Cassataro Juliana, Pasquevich Karina A, Estein Silvia M, Laplagne Diego A, Zwerdling Astrid, de la Barrera Silvia, Bowden Raúl, Fossati Carlos A, Giambartolomei Guillermo H, Goldbaum Fernando A
Laboratorio de Inmunogenética, Hospital de Clínicas José de San Martín, Facultad de Medicina, Universidad de Buenos Aires, Buenos Aires, Argentina.
Vaccine. 2007 Aug 10;25(32):5958-67. doi: 10.1016/j.vaccine.2007.05.049. Epub 2007 Jun 12.
In the present study, we reported an attempt to improve the immunogenicity and protective capacity of the chimera BLSOmp31 using a different antigen delivery: DNA vaccination. Vaccination of BALB/c mice with the DNA vaccine coding for the chimera BLSOmp31 (pCIBLSOmp31) provided the best protection level against Brucella ovis, which was significantly higher than the given by the co-delivery of both plasmids coding for the whole proteins (pcDNABLS+pCIOmp31) and even higher than the control vaccine Rev.1. Moreover, pCIBLSOmp31 induced higher protection against Brucella melitensis than pcDNABLS+pCIOmp31 but similar protection than Rev.1. The chimera induced a strong humoral response against the inserted peptide. It also induced peptide- and BLS-specific cytotoxic T responses. The insertion of this peptide on BLS induced stronger T helper 1 responses specific for the carrier (BLS), thus our results represent a case of synergic strengthening between two Brucella antigens. Hitherto, this is the first indication that a recombinant subunit vaccine elicits greater protection than whole Brucella.

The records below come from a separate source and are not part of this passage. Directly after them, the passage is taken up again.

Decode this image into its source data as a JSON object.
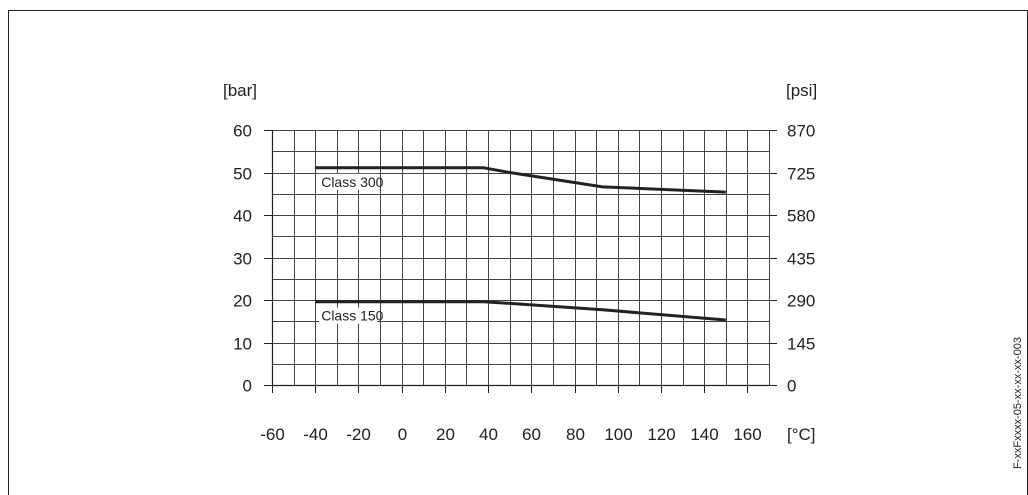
{
  "figure_id": "F-xxFxxxx-05-xx-xx-xx-003",
  "chart_data": {
    "type": "line",
    "left_axis_unit": "[bar]",
    "right_axis_unit": "[psi]",
    "x_axis_unit": "[°C]",
    "x_ticks": [
      -60,
      -40,
      -20,
      0,
      20,
      40,
      60,
      80,
      100,
      120,
      140,
      160
    ],
    "x_tick_labels": [
      "-60",
      "-40",
      "-20",
      "0",
      "20",
      "40",
      "60",
      "80",
      "100",
      "120",
      "140",
      "160"
    ],
    "xlim": [
      -60,
      170
    ],
    "y_ticks": [
      0,
      10,
      20,
      30,
      40,
      50,
      60
    ],
    "y_tick_labels": [
      "0",
      "10",
      "20",
      "30",
      "40",
      "50",
      "60"
    ],
    "ylim": [
      0,
      60
    ],
    "y_right_ticks": [
      0,
      145,
      290,
      435,
      580,
      725,
      870
    ],
    "y_right_tick_labels": [
      "0",
      "145",
      "290",
      "435",
      "580",
      "725",
      "870"
    ],
    "grid": true,
    "series": [
      {
        "name": "Class 300",
        "x": [
          -40,
          38,
          50,
          93,
          150
        ],
        "y": [
          51.1,
          51.1,
          50.0,
          46.6,
          45.4
        ]
      },
      {
        "name": "Class 150",
        "x": [
          -40,
          38,
          50,
          93,
          150
        ],
        "y": [
          19.6,
          19.6,
          19.2,
          17.7,
          15.3
        ]
      }
    ]
  }
}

在本研究中,我们报告了一项尝试,即通过一种不同的抗原递送方式——DNA疫苗接种,来提高嵌合体BLSOmp31的免疫原性和保护能力。用编码嵌合体BLSOmp31的DNA疫苗(pCIBLSOmp31)对BALB/c小鼠进行疫苗接种,提供了针对绵羊布鲁氏菌的最佳保护水平,该水平显著高于编码全蛋白的两种质粒共同递送(pcDNABLS + pCIOmp31)所提供的保护水平,甚至高于对照疫苗Rev.1。此外,pCIBLSOmp31诱导的针对流产布鲁氏菌的保护作用高于pcDNABLS + pCIOmp31,但与Rev.1诱导的保护作用相似。该嵌合体诱导了针对插入肽的强烈体液反应。它还诱导了肽特异性和BLS特异性的细胞毒性T反应。在BLS上插入该肽诱导了更强的针对载体(BLS)的辅助性T细胞1反应,因此我们的结果代表了两种布鲁氏菌抗原之间协同增强的一个例子。迄今为止,这是首次表明重组亚单位疫苗比完整布鲁氏菌疫苗引发更大保护作用的迹象。